My darling daughter Ginny, 28 months
of age, is none too certain about being
out trick or treating. I figure going once
around our apartment complex should do
the trick. All the monsters walking about
has Ginny reluctant to stay out. Often you
forget such little kids accept without doubt
the witches, ghosts, Frankensteins that they see
are real, which makes Halloween truly scary.
We join two neighbors, each herding two or three
children aged 3 or 4. Ginny lags behind, very
unsure of what’s going on. At the first door,
Ginny is at the back of the pack, waiting her
turn. Say “Trick or treat” I prompt once more.
Silent, she holds her bag. The neighbor with fervor
drops a handful of candy inside. Ginny’s eyes
grow wide, first a look of incredulity, then a smile.
As the small band of beggars advances, Ginny tries
now to maneuver to the front. In a short while
the lady appears with a bowl of candy. Ginny shouts
“Treat!” The first one to receive her loot, she steps
aside … then hurries on to the next door. She’s about
a foot too short to ring the doorbell without help,
so she beats on the door with her hand. “Let’s wait
for the others.” She beats harder. The door opens. Then,
the bowl extended, “Help yourself, dear.” I say too late,
“Just take one.” as Ginny grabs a double handful. When
asked “What’s your costume tonight?” “She’s a little
princess … type casting,” I answer for her. “Say thank you.”
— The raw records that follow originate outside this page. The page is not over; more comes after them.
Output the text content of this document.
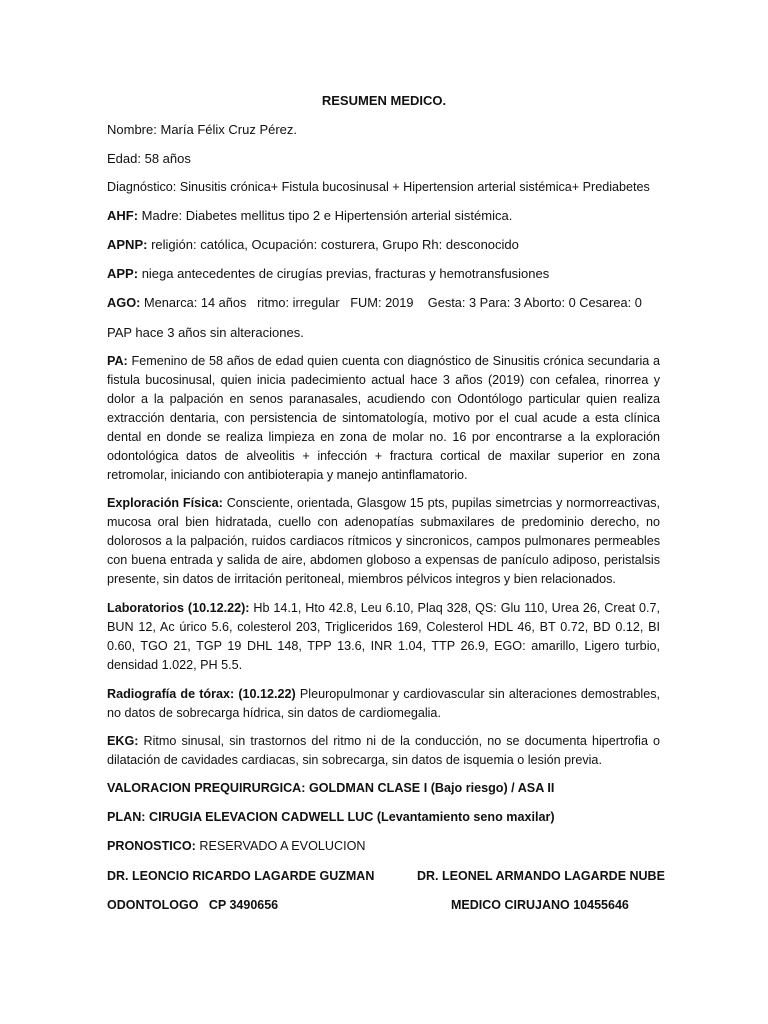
RESUMEN MEDICO.
Nombre: María Félix Cruz Pérez.
Edad: 58 años
Diagnóstico: Sinusitis crónica+ Fistula bucosinusal + Hipertension arterial sistémica+ Prediabetes
AHF: Madre: Diabetes mellitus tipo 2 e Hipertensión arterial sistémica.
APNP: religión: católica, Ocupación: costurera, Grupo Rh: desconocido
APP: niega antecedentes de cirugías previas, fracturas y hemotransfusiones
AGO: Menarca: 14 años   ritmo: irregular   FUM: 2019    Gesta: 3 Para: 3 Aborto: 0 Cesarea: 0
PAP hace 3 años sin alteraciones.
PA: Femenino de 58 años de edad quien cuenta con diagnóstico de Sinusitis crónica secundaria a fistula bucosinusal, quien inicia padecimiento actual hace 3 años (2019) con cefalea, rinorrea y dolor a la palpación en senos paranasales, acudiendo con Odontólogo particular quien realiza extracción dentaria, con persistencia de sintomatología, motivo por el cual acude a esta clínica dental en donde se realiza limpieza en zona de molar no. 16 por encontrarse a la exploración odontológica datos de alveolitis + infección + fractura cortical de maxilar superior en zona retromolar, iniciando con antibioterapia y manejo antinflamatorio.
Exploración Física: Consciente, orientada, Glasgow 15 pts, pupilas simetrcias y normorreactivas, mucosa oral bien hidratada, cuello con adenopatías submaxilares de predominio derecho, no dolorosos a la palpación, ruidos cardiacos rítmicos y sincronicos, campos pulmonares permeables con buena entrada y salida de aire, abdomen globoso a expensas de panículo adiposo, peristalsis presente, sin datos de irritación peritoneal, miembros pélvicos integros y bien relacionados.
Laboratorios (10.12.22): Hb 14.1, Hto 42.8, Leu 6.10, Plaq 328, QS: Glu 110, Urea 26, Creat 0.7, BUN 12, Ac úrico 5.6, colesterol 203, Trigliceridos 169, Colesterol HDL 46, BT 0.72, BD 0.12, BI 0.60, TGO 21, TGP 19 DHL 148, TPP 13.6, INR 1.04, TTP 26.9, EGO: amarillo, Ligero turbio, densidad 1.022, PH 5.5.
Radiografía de tórax: (10.12.22) Pleuropulmonar y cardiovascular sin alteraciones demostrables, no datos de sobrecarga hídrica, sin datos de cardiomegalia.
EKG: Ritmo sinusal, sin trastornos del ritmo ni de la conducción, no se documenta hipertrofia o dilatación de cavidades cardiacas, sin sobrecarga, sin datos de isquemia o lesión previa.
VALORACION PREQUIRURGICA: GOLDMAN CLASE I (Bajo riesgo) / ASA II
PLAN: CIRUGIA ELEVACION CADWELL LUC (Levantamiento seno maxilar)
PRONOSTICO: RESERVADO A EVOLUCION
DR. LEONCIO RICARDO LAGARDE GUZMAN	DR. LEONEL ARMANDO LAGARDE NUBE
ODONTOLOGO   CP 3490656	MEDICO CIRUJANO 10455646
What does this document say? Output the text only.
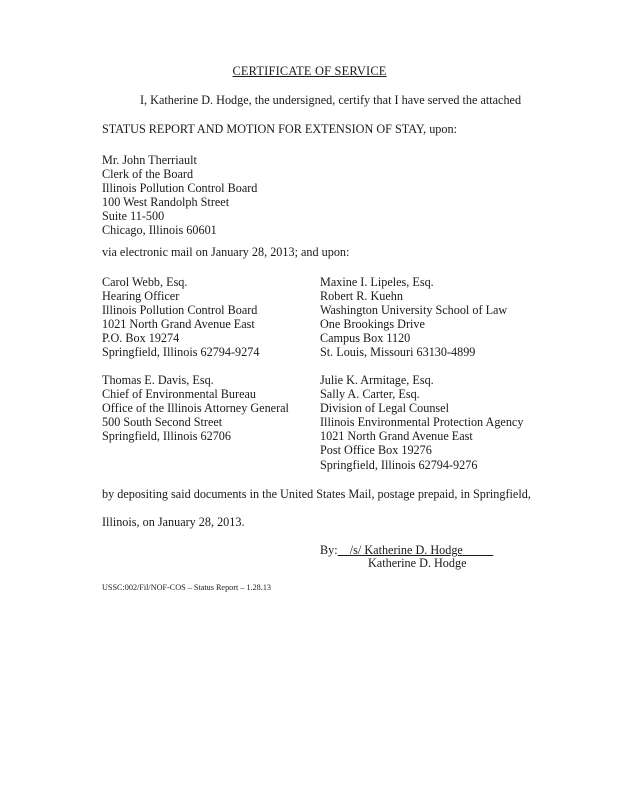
CERTIFICATE OF SERVICE
I, Katherine D. Hodge, the undersigned, certify that I have served the attached
STATUS REPORT AND MOTION FOR EXTENSION OF STAY, upon:
Mr. John Therriault
Clerk of the Board
Illinois Pollution Control Board
100 West Randolph Street
Suite 11-500
Chicago, Illinois 60601
via electronic mail on January 28, 2013; and upon:
Carol Webb, Esq.
Hearing Officer
Illinois Pollution Control Board
1021 North Grand Avenue East
P.O. Box 19274
Springfield, Illinois 62794-9274
Maxine I. Lipeles, Esq.
Robert R. Kuehn
Washington University School of Law
One Brookings Drive
Campus Box 1120
St. Louis, Missouri 63130-4899
Thomas E. Davis, Esq.
Chief of Environmental Bureau
Office of the Illinois Attorney General
500 South Second Street
Springfield, Illinois 62706
Julie K. Armitage, Esq.
Sally A. Carter, Esq.
Division of Legal Counsel
Illinois Environmental Protection Agency
1021 North Grand Avenue East
Post Office Box 19276
Springfield, Illinois 62794-9276
by depositing said documents in the United States Mail, postage prepaid, in Springfield,
Illinois, on January 28, 2013.
By: /s/ Katherine D. Hodge
Katherine D. Hodge
USSC:002/Fil/NOF-COS – Status Report – 1.28.13
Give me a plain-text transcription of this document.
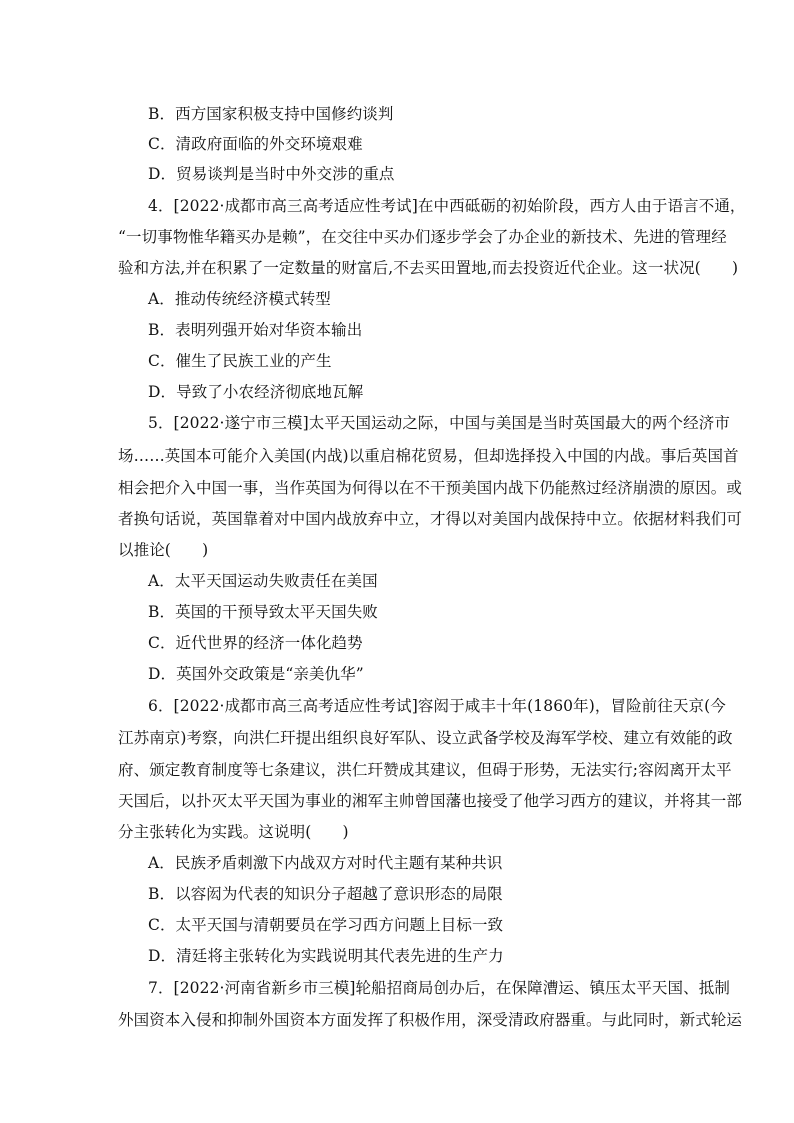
B．西方国家积极支持中国修约谈判
C．清政府面临的外交环境艰难
D．贸易谈判是当时中外交涉的重点
4．[2022·成都市高三高考适应性考试]在中西砥砺的初始阶段，西方人由于语言不通，
“一切事物惟华籍买办是赖”，在交往中买办们逐步学会了办企业的新技术、先进的管理经
验和方法,并在积累了一定数量的财富后,不去买田置地,而去投资近代企业。这一状况(　　)
A．推动传统经济模式转型
B．表明列强开始对华资本输出
C．催生了民族工业的产生
D．导致了小农经济彻底地瓦解
5．[2022·遂宁市三模]太平天国运动之际，中国与美国是当时英国最大的两个经济市
场……英国本可能介入美国(内战)以重启棉花贸易，但却选择投入中国的内战。事后英国首
相会把介入中国一事，当作英国为何得以在不干预美国内战下仍能熬过经济崩溃的原因。或
者换句话说，英国靠着对中国内战放弃中立，才得以对美国内战保持中立。依据材料我们可
以推论(　　)
A．太平天国运动失败责任在美国
B．英国的干预导致太平天国失败
C．近代世界的经济一体化趋势
D．英国外交政策是“亲美仇华”
6．[2022·成都市高三高考适应性考试]容闳于咸丰十年(1860年)，冒险前往天京(今
江苏南京)考察，向洪仁玕提出组织良好军队、设立武备学校及海军学校、建立有效能的政
府、颁定教育制度等七条建议，洪仁玕赞成其建议，但碍于形势，无法实行;容闳离开太平
天国后，以扑灭太平天国为事业的湘军主帅曾国藩也接受了他学习西方的建议，并将其一部
分主张转化为实践。这说明(　　)
A．民族矛盾刺激下内战双方对时代主题有某种共识
B．以容闳为代表的知识分子超越了意识形态的局限
C．太平天国与清朝要员在学习西方问题上目标一致
D．清廷将主张转化为实践说明其代表先进的生产力
7．[2022·河南省新乡市三模]轮船招商局创办后，在保障漕运、镇压太平天国、抵制
外国资本入侵和抑制外国资本方面发挥了积极作用，深受清政府器重。与此同时，新式轮运
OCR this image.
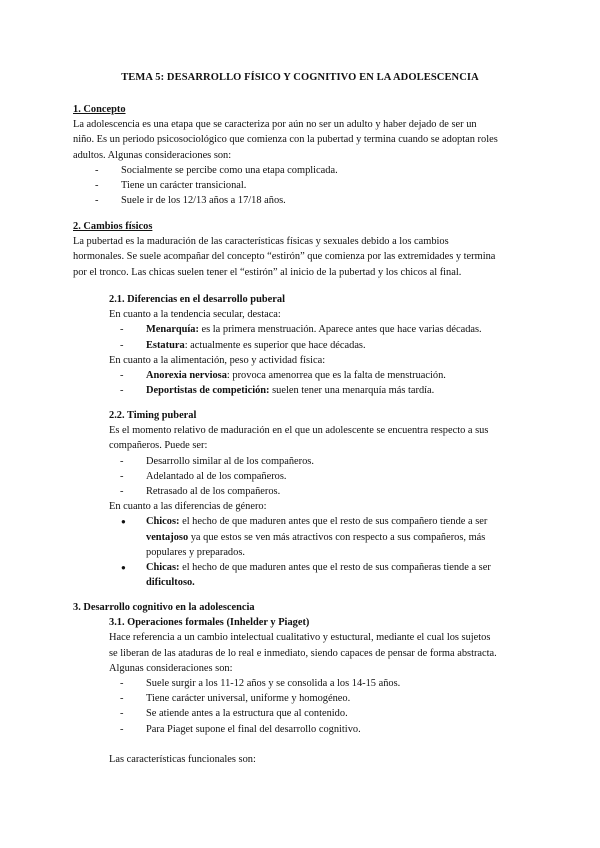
TEMA 5: DESARROLLO FÍSICO Y COGNITIVO EN LA ADOLESCENCIA

1. Concepto

La adolescencia es una etapa que se caracteriza por aún no ser un adulto y haber dejado de ser un

niño. Es un periodo psicosociológico que comienza con la pubertad y termina cuando se adoptan roles

adultos. Algunas consideraciones son:

- Socialmente se percibe como una etapa complicada.
- Tiene un carácter transicional.
- Suele ir de los 12/13 años a 17/18 años.

2. Cambios físicos

La pubertad es la maduración de las características físicas y sexuales debido a los cambios

hormonales. Se suele acompañar del concepto “estirón” que comienza por las extremidades y termina

por el tronco. Las chicas suelen tener el “estirón” al inicio de la pubertad y los chicos al final.

2.1. Diferencias en el desarrollo puberal

En cuanto a la tendencia secular, destaca:

- Menarquía: es la primera menstruación. Aparece antes que hace varias décadas.
- Estatura: actualmente es superior que hace décadas.

En cuanto a la alimentación, peso y actividad física:

- Anorexia nerviosa: provoca amenorrea que es la falta de menstruación.
- Deportistas de competición: suelen tener una menarquía más tardía.

2.2. Timing puberal

Es el momento relativo de maduración en el que un adolescente se encuentra respecto a sus

compañeros. Puede ser:

- Desarrollo similar al de los compañeros.
- Adelantado al de los compañeros.
- Retrasado al de los compañeros.

En cuanto a las diferencias de género:

● Chicos: el hecho de que maduren antes que el resto de sus compañero tiende a ser
ventajoso ya que estos se ven más atractivos con respecto a sus compañeros, más
populares y preparados.
● Chicas: el hecho de que maduren antes que el resto de sus compañeras tiende a ser
dificultoso.

3. Desarrollo cognitivo en la adolescencia

3.1. Operaciones formales (Inhelder y Piaget)

Hace referencia a un cambio intelectual cualitativo y estuctural, mediante el cual los sujetos

se liberan de las ataduras de lo real e inmediato, siendo capaces de pensar de forma abstracta.

Algunas consideraciones son:

- Suele surgir a los 11-12 años y se consolida a los 14-15 años.
- Tiene carácter universal, uniforme y homogéneo.
- Se atiende antes a la estructura que al contenido.
- Para Piaget supone el final del desarrollo cognitivo.

Las características funcionales son:
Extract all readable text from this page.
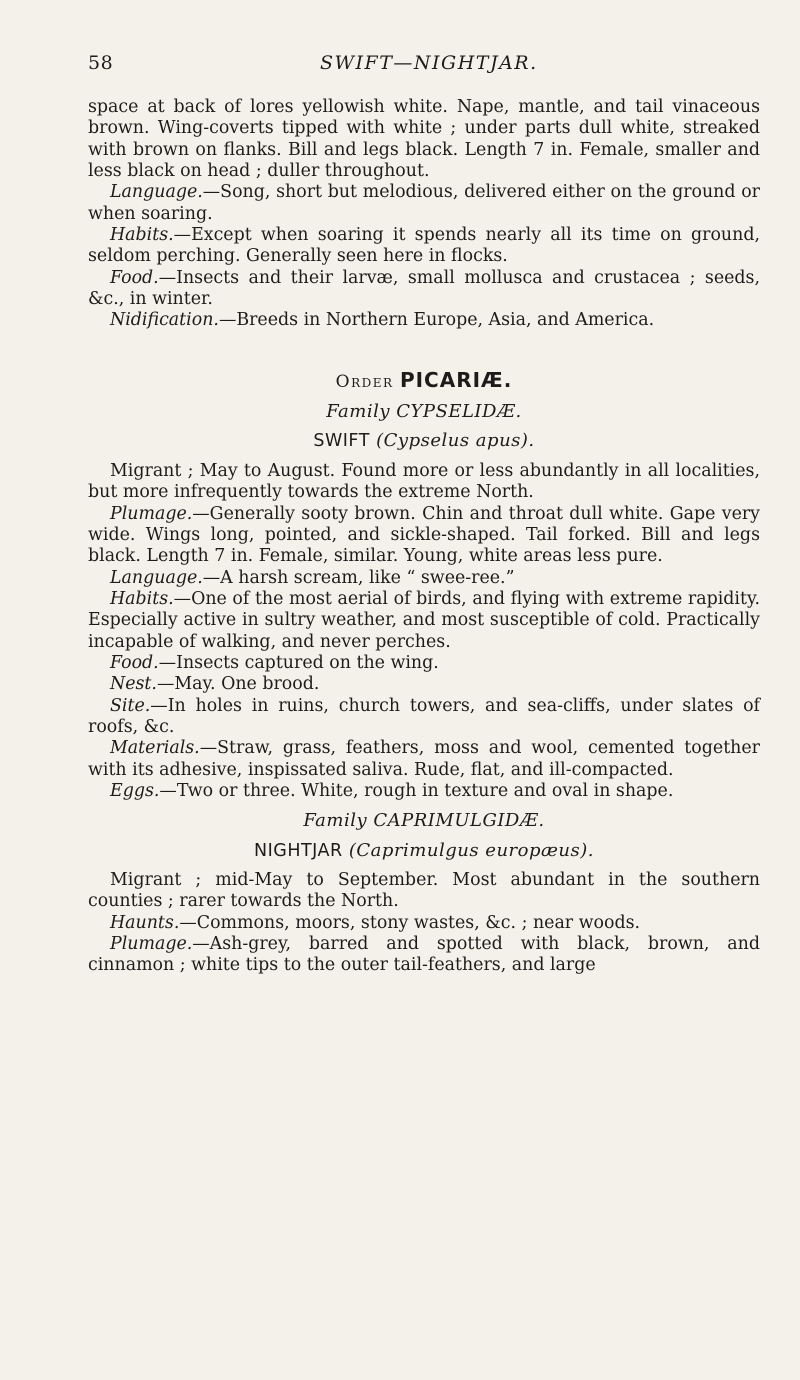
58	SWIFT—NIGHTJAR.

space at back of lores yellowish white. Nape, mantle, and tail vinaceous brown. Wing-coverts tipped with white ; under parts dull white, streaked with brown on flanks. Bill and legs black. Length 7 in. Female, smaller and less black on head ; duller throughout.

Language.—Song, short but melodious, delivered either on the ground or when soaring.

Habits.—Except when soaring it spends nearly all its time on ground, seldom perching. Generally seen here in flocks.

Food.—Insects and their larvæ, small mollusca and crustacea ; seeds, &c., in winter.

Nidification.—Breeds in Northern Europe, Asia, and America.

Order PICARIÆ.

Family CYPSELIDÆ.

SWIFT (Cypselus apus).

Migrant ; May to August. Found more or less abundantly in all localities, but more infrequently towards the extreme North.

Plumage.—Generally sooty brown. Chin and throat dull white. Gape very wide. Wings long, pointed, and sickle-shaped. Tail forked. Bill and legs black. Length 7 in. Female, similar. Young, white areas less pure.

Language.—A harsh scream, like “ swee-ree.”

Habits.—One of the most aerial of birds, and flying with extreme rapidity. Especially active in sultry weather, and most susceptible of cold. Practically incapable of walking, and never perches.

Food.—Insects captured on the wing.

Nest.—May. One brood.

Site.—In holes in ruins, church towers, and sea-cliffs, under slates of roofs, &c.

Materials.—Straw, grass, feathers, moss and wool, cemented together with its adhesive, inspissated saliva. Rude, flat, and ill-compacted.

Eggs.—Two or three. White, rough in texture and oval in shape.

Family CAPRIMULGIDÆ.

NIGHTJAR (Caprimulgus europæus).

Migrant ; mid-May to September. Most abundant in the southern counties ; rarer towards the North.

Haunts.—Commons, moors, stony wastes, &c. ; near woods.

Plumage.—Ash-grey, barred and spotted with black, brown, and cinnamon ; white tips to the outer tail-feathers, and large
With a “Tanks,” she’s off, having no more time to twiddle.
There’s candy to be had! At the next door stand a few
older kids wearing really bloody, gruesome monster outfits.
Ginny hurries to the door and nudges them aside to a place
in front. So much for scary monsters! Here Ginny gets
a real treat – a gigantic Hershey’s chocolate bar. Her face
lights up like she’s struck gold. All the rest of the night
she refuses to relinquish her grip on that bar. Understand,
this bar would be heavy for me. Finally home, tired, right
to bed. Later, I check on her … and pry the bar from her hand.